Heidens! Volksgebruiken vandaag met sporen van voorchristelijke tradities
Marcel De Cleene
Sterck & De Vreese, 2024. 310 p. ISBN 978-94-6471-115-8. € 29,90
In dit boek is het vanzelfsprekend dat ‘voorchristelijk’ – in Vlaanderen en Nederland – betekende dat men aanhanger was van een natuurgeloof. “De natuur stond heel centraal in de religieuze beleving van de heidense mens. Vrij recent erkennen antropologen dat heidense godsdiensten ook mysteriegodsdiensten waren, met natuurelementen als symbolen. Onze voorouders vereerden geen boom, berg of bron an sich, maar wat die boom, berg of bron voor hen betekende.” Het boek “wil de aandacht vestigen op het eeuwenoud verbond tussen natuur en religie”.
Dat doet het – doet de schrijver – door heel veel volksgebruiken samen te brengen onder gemeenschappelijke noemers. Gebruiken die misschien in heel Europa bekend waren, maar de meeste voorbeelden komen uit de lage landen. Sommige tradities zijn in onbruik geraakt en worden opnieuw gevierd. Op andere plaatsen wordt er nog steeds gehouden aan bijvoorbeeld carnaval en gebruiken in de paastijd, Sint Jan (de zomerzonnewende), Allerheiligen en Allerzielen, Sint Maarten, de kersttijd. Juist deze periodes worden uitgebreid beschreven. Het hele hoofdstuk 8, ‘De jaarkrans’, neemt ongeveer de helft van het boek in beslag.
Daaraan vooraf gaat een korte inleiding, en hoofdstukken over de heilige dimensie van de natuur; de kerstening van het heidense geloof; de heidense oorsprong van de namen van onze dagen en maanden; animisme in de Europese volkscultuur; bomen en planten in het volksgeloof; het mythologisch en symbolisch belang van bomen; en volksgeneeskunde. Het hoofdstuk over de jaarkrans begint met inleidende paragrafen, en bestrijkt dan het jaar van 1 januari tot en met 31 december.
Dan volgen de noten, een bibliografie, een register (index) en een korte bio- en bibliografie van de auteur. Die vooral bekend is van boeken over planten, zoals, samen met M.Cl. Lejeune, het onvolprezen Compendium van rituele planten in Europa.

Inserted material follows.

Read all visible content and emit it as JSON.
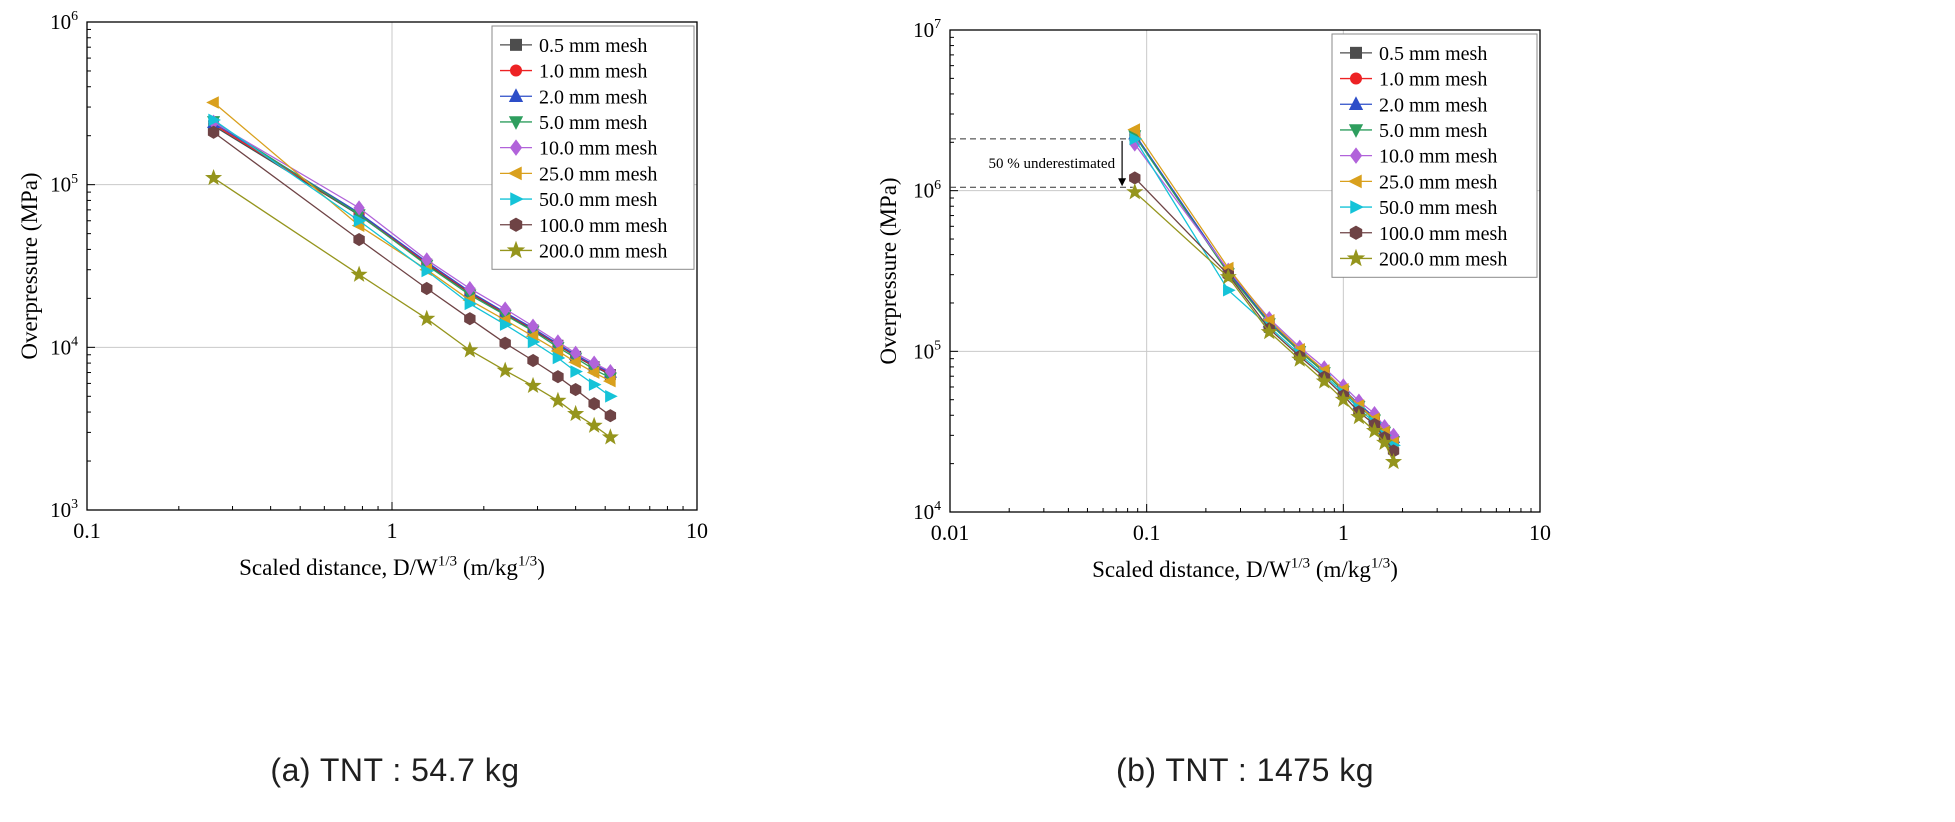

Wat mij opvalt in de bibliografie is dat er wel veel eigen artikelen van De Cleene in genoemd worden, en nog een paar opvallende namen (en gelukkig ook I. Teirlinck), maar dat enkele namen die ik wel verwacht had er niet in staan: Judith Schuyf en Aat van Gilst, en Frank Moens en Roelie de Weerd, de redacteuren van Bomen en mensen. Is het omdat de bibliografie een beetje slordig is samengesteld (niet geheel op alfabet en met dubbelingen) of is het omdat die schrijvers dezelfde bronnen gebruikten en duidden en niet zelf bronnen zijn van oude gebruiken?
Als naslagwerk is het een aanvulling, zeker met het uitgebreide register. Maar het is ook leuk om willekeurig ergens het boek open te slaan en te lezen wat er op die pagina’s staat. Grote kans dat je óf nog nooit van het gebruik gehoord had, óf nog nooit zo duidelijk de achtergrond en herkomst ervan belicht hebt gezien.